Confronted with this direct evidence, Sauer nonetheless continued to insist that the statements had been “wrenched from context” and did not “raise any plausible inference of animus” because “none of them, not a single one of them, mentions race or relates to race in any way.”

Government officials have long used racially-coded rhetoric and dog whistles to advance harmful, racist policies—and Trump’s dog whistles are more like bullhorns anyway. But for Sauer, a mountain of context clues was irrelevant. As Jackson put it, a fair summary of the government’s position is that, in order for courts to acknowledge the president’s discrimination against Black people, “We have to have an actual racial epithet.” 

The only Republican on the Court to comment on the role of race in the TPS terminations was Justice Sam Alito, and he limited his input to dismissing the whole conversation as a nasty enterprise. After the attorney for the Haitian TPS holders referred to Trump’s racism against “non-white immigrants,” Alito said, “I don’t like dividing up the people of the world arbitrarily into three racial groups.” He also questioned what it means to be “non-white” anyway, and got a laugh from the room by asking whether “southern Italians” count.

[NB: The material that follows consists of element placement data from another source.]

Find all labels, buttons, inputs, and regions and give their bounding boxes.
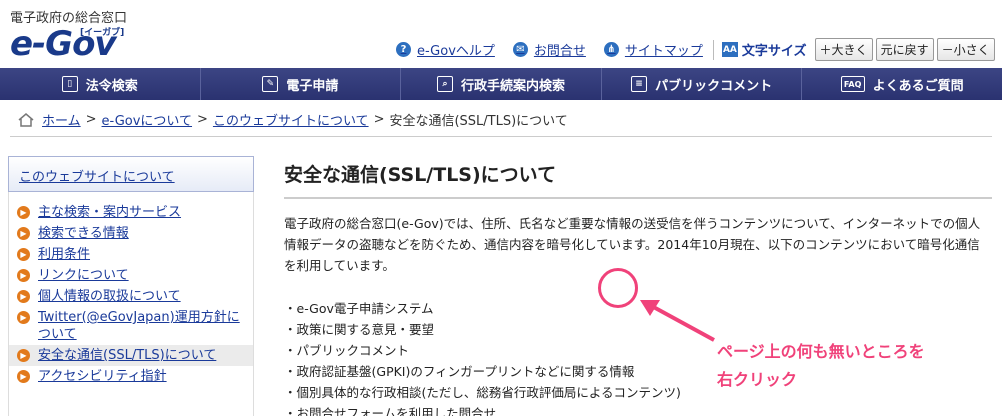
gnav-faq[interactable]: FAQ よくあるご質問 [802, 68, 1002, 100]
breadcrumb-website[interactable]: このウェブサイトについて [213, 110, 369, 129]
page-title: 安全な通信(SSL/TLS)について [284, 156, 992, 199]
sidebar-item-twitter-policy[interactable]: ▶ Twitter(@eGovJapan)運用方針について [9, 307, 253, 345]
gnav-public-comment[interactable]: ≡ パブリックコメント [602, 68, 803, 100]
divider [10, 136, 992, 137]
breadcrumb-separator: > [85, 112, 97, 127]
arrow-bullet-icon: ▶ [17, 206, 30, 219]
utility-nav: ? e-Govヘルプ ✉ お問合せ ⋔ サイトマップ AA 文字サイズ ＋大きく… [396, 38, 998, 61]
faq-icon: FAQ [840, 76, 865, 92]
intro-paragraph: 電子政府の総合窓口(e-Gov)では、住所、氏名など重要な情報の送受信を伴うコン… [284, 216, 981, 273]
sidebar-item-accessibility[interactable]: ▶ アクセシビリティ指針 [9, 366, 253, 387]
arrow-bullet-icon: ▶ [17, 269, 30, 282]
help-link[interactable]: ? e-Govヘルプ [396, 40, 495, 59]
egov-logo[interactable]: e-Gov [イーガブ] [10, 22, 130, 66]
breadcrumb-home[interactable]: ホーム [42, 110, 81, 129]
gnav-law-search[interactable]: ▯ 法令検索 [0, 68, 201, 100]
sidebar: このウェブサイトについて ▶ 主な検索・案内サービス ▶ 検索できる情報 ▶ 利… [8, 156, 254, 416]
sidebar-heading-link[interactable]: このウェブサイトについて [19, 170, 175, 185]
divider [712, 39, 714, 60]
search-icon: ⌕ [436, 76, 453, 92]
gnav-e-application[interactable]: ✎ 電子申請 [201, 68, 402, 100]
home-icon [18, 112, 34, 127]
site-header: 電子政府の総合窓口 e-Gov [イーガブ] ? e-Govヘルプ ✉ お問合せ… [0, 0, 1002, 68]
arrow-bullet-icon: ▶ [17, 248, 30, 261]
contact-link[interactable]: ✉ お問合せ [512, 40, 586, 59]
arrow-bullet-icon: ▶ [17, 227, 30, 240]
sidebar-item-searchable-info[interactable]: ▶ 検索できる情報 [9, 223, 253, 244]
logo-reading: [イーガブ] [80, 28, 125, 38]
arrow-bullet-icon: ▶ [17, 311, 30, 324]
arrow-bullet-icon: ▶ [17, 290, 30, 303]
sidebar-heading: このウェブサイトについて [8, 156, 254, 192]
font-size-label: AA 文字サイズ [721, 42, 807, 59]
arrow-bullet-icon: ▶ [17, 370, 30, 383]
breadcrumb-separator: > [197, 112, 208, 127]
sidebar-item-links[interactable]: ▶ リンクについて [9, 265, 253, 286]
font-size-icon: AA [721, 42, 738, 57]
annotation-line-2: 右クリック [717, 370, 798, 389]
font-smaller-button[interactable]: －小さく [936, 38, 995, 61]
breadcrumb: ホーム > e-Govについて > このウェブサイトについて > 安全な通信(S… [18, 110, 568, 129]
book-icon: ▯ [61, 76, 78, 92]
breadcrumb-separator: > [373, 112, 385, 127]
list-item: ・お問合せフォームを利用した問合せ [284, 406, 497, 416]
sitemap-link[interactable]: ⋔ サイトマップ [603, 40, 703, 59]
mail-icon: ✉ [512, 42, 528, 57]
help-icon: ? [396, 42, 411, 57]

Alito’s purported distaste of racial division and flippant attitude towards racial discrimination in the terminations of Temporary Protected Status—voiced mere hours after he and the other Republicans destroyed historic protections for voters of color—encapsulate the dangerous illogic at the heart of conservative jurisprudence. Republican justices refuse to acknowledge obvious racism right in front of them. And in doing so, they relieve themselves of any legal obligation to do something about it.